Abbiamo ascoltato Gianmarco Balestrieri che ci ha raccontato di tutte le sue difficoltà in questa fase delicata di ripartenza: «Già allo scoppiare dell’epidemia feci un calcolo secondo il quale la stagione sarebbe stata fortemente penalizzata e di grandi rinunce per quelli che, come me, lavorano nel settore dello spettacolo e dell’intrattenimento. I danni, in questo senso, sono enormi perché da febbraio non ho entrate e rispetto all’anno scorso le perdite sono tantissime». Ha poi aggiunto: «Gli aiuti da parte del governo sono stati pochi, per intenderci solo i 600 euro per i lavoratori autonomi. Per adesso è ancora tutto fermo per quanto riguarda la mia categoria.

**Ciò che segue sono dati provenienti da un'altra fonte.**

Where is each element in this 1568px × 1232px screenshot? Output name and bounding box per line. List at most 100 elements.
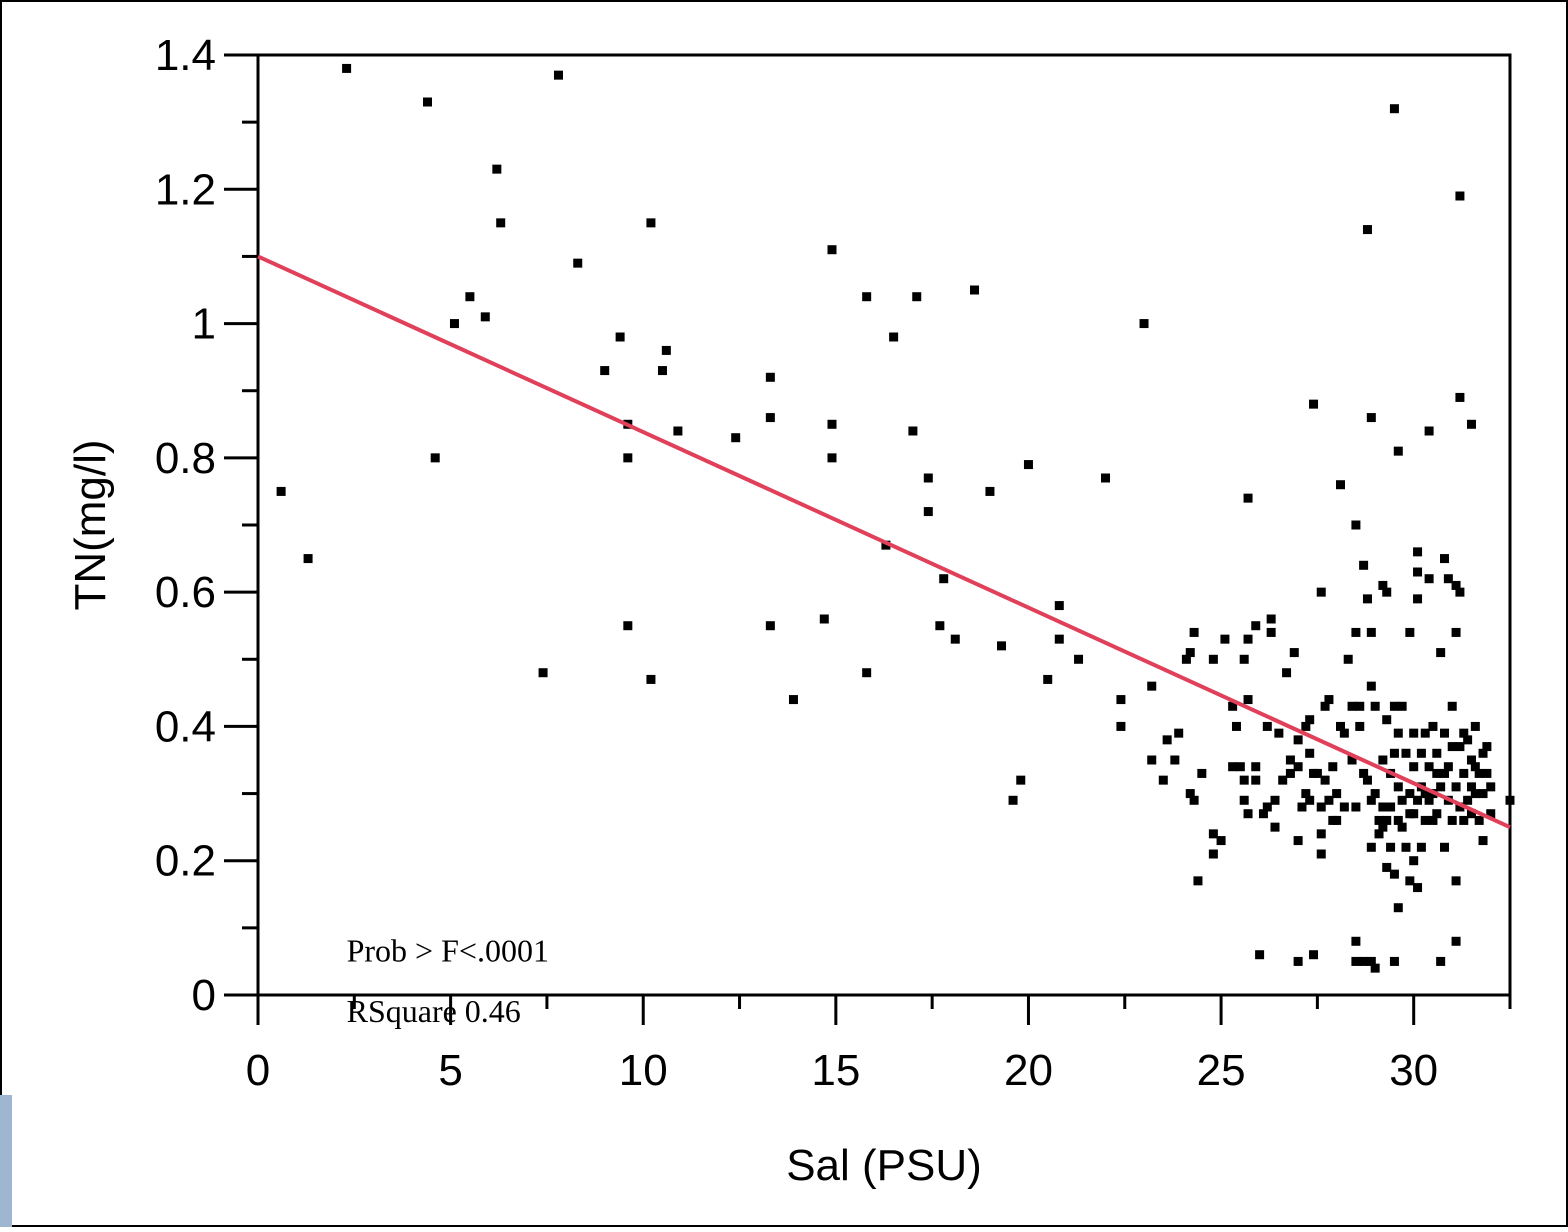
data-point [1366, 842, 1376, 852]
data-point [1243, 493, 1253, 503]
data-point [1424, 426, 1434, 436]
data-point [465, 292, 475, 302]
x-tick-label: 0 [246, 1046, 270, 1095]
data-point [1362, 225, 1372, 235]
data-point [1466, 419, 1476, 429]
data-point [423, 97, 433, 107]
data-point [1424, 762, 1434, 772]
data-point [1393, 815, 1403, 825]
data-point [1393, 728, 1403, 738]
data-point [1374, 829, 1384, 839]
data-point [449, 319, 459, 329]
data-point [1378, 822, 1388, 832]
data-point [939, 574, 949, 584]
y-axis-title: TN(mg/l) [66, 439, 115, 610]
data-point [827, 419, 837, 429]
rsquare-annotation: RSquare 0.46 [347, 993, 521, 1029]
y-tick-label: 0 [192, 971, 216, 1020]
data-point [1189, 795, 1199, 805]
data-point [1074, 654, 1084, 664]
data-point [1416, 748, 1426, 758]
prob-f-annotation: Prob > F<.0001 [347, 932, 549, 968]
data-point [646, 674, 656, 684]
x-tick-label: 20 [1004, 1046, 1053, 1095]
data-point [1389, 748, 1399, 758]
data-point [1266, 627, 1276, 637]
data-point [1351, 956, 1361, 966]
data-point [1116, 721, 1126, 731]
data-point [1208, 829, 1218, 839]
data-point [1185, 789, 1195, 799]
data-point [1293, 735, 1303, 745]
data-point [1362, 594, 1372, 604]
data-point [1447, 815, 1457, 825]
data-point [1147, 681, 1157, 691]
data-point [1366, 413, 1376, 423]
data-point [1320, 775, 1330, 785]
data-point [1347, 755, 1357, 765]
data-point [1416, 842, 1426, 852]
data-point [1266, 614, 1276, 624]
data-point [1466, 809, 1476, 819]
data-point [1301, 721, 1311, 731]
data-point [1389, 869, 1399, 879]
data-point [908, 426, 918, 436]
data-point [1243, 634, 1253, 644]
data-point [923, 473, 933, 483]
data-point [1455, 802, 1465, 812]
data-point [996, 641, 1006, 651]
data-point [1335, 721, 1345, 731]
data-point [1251, 621, 1261, 631]
data-point [646, 218, 656, 228]
data-point [492, 164, 502, 174]
data-point [1397, 822, 1407, 832]
data-point [1335, 480, 1345, 490]
data-point [1424, 795, 1434, 805]
data-point [1466, 755, 1476, 765]
data-point [1116, 695, 1126, 705]
data-point [496, 218, 506, 228]
data-point [1478, 748, 1488, 758]
data-point [1440, 728, 1450, 738]
data-point [1351, 627, 1361, 637]
data-point [970, 285, 980, 295]
data-point [1413, 883, 1423, 893]
data-point [1482, 768, 1492, 778]
data-point [827, 245, 837, 255]
data-point [303, 554, 313, 564]
data-point [1316, 829, 1326, 839]
data-point [1420, 728, 1430, 738]
x-tick-label: 10 [619, 1046, 668, 1095]
data-point [1382, 862, 1392, 872]
data-point [1282, 668, 1292, 678]
data-point [1231, 721, 1241, 731]
data-point [1370, 701, 1380, 711]
data-point [1293, 956, 1303, 966]
data-point [1374, 815, 1384, 825]
data-point [1301, 789, 1311, 799]
data-point [1405, 789, 1415, 799]
data-point [623, 453, 633, 463]
data-point [1243, 695, 1253, 705]
x-tick-label: 25 [1197, 1046, 1246, 1095]
data-point [1193, 876, 1203, 886]
data-point [985, 486, 995, 496]
regression-fit-line [257, 254, 1511, 829]
data-point [1293, 762, 1303, 772]
data-point [1451, 876, 1461, 886]
data-point [1382, 815, 1392, 825]
x-tick-label: 5 [438, 1046, 462, 1095]
data-point [1147, 755, 1157, 765]
data-point [1397, 701, 1407, 711]
data-point [1482, 742, 1492, 752]
data-point [1389, 104, 1399, 114]
data-point [1312, 768, 1322, 778]
y-tick-label: 0.4 [155, 702, 216, 751]
data-point [950, 634, 960, 644]
data-point [673, 426, 683, 436]
data-point [1228, 701, 1238, 711]
data-point [1505, 795, 1515, 805]
data-point [1455, 392, 1465, 402]
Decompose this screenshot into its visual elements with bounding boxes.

Stiamo, infatti, aspettando delle direttive precise ed ufficiali da parte del governo. Devono farci ripartire e metterci in condizioni di lavorare perché la situazione è di stallo. In verità, ci sono dei clienti che mi hanno già contattato per eventi, ma ho dovuto dire che, almeno per adesso, non c’è una regolamentazione chiara per quanto riguarda lo svolgimento di spettacoli come quelli di cui mi occupo da anni». Ha poi precisato e concluso: «Ci sarebbero prodotti come il ‘Dr. Why’ che potrebbero essere fatti, magari in piazza con il dovuto distanziamento sociale evitando l’assembramento. Sono però ancora congetture perché, come ho detto, non ci sono tuttora delle regole ufficiali. Nel frattempo rimaniamo in attesa».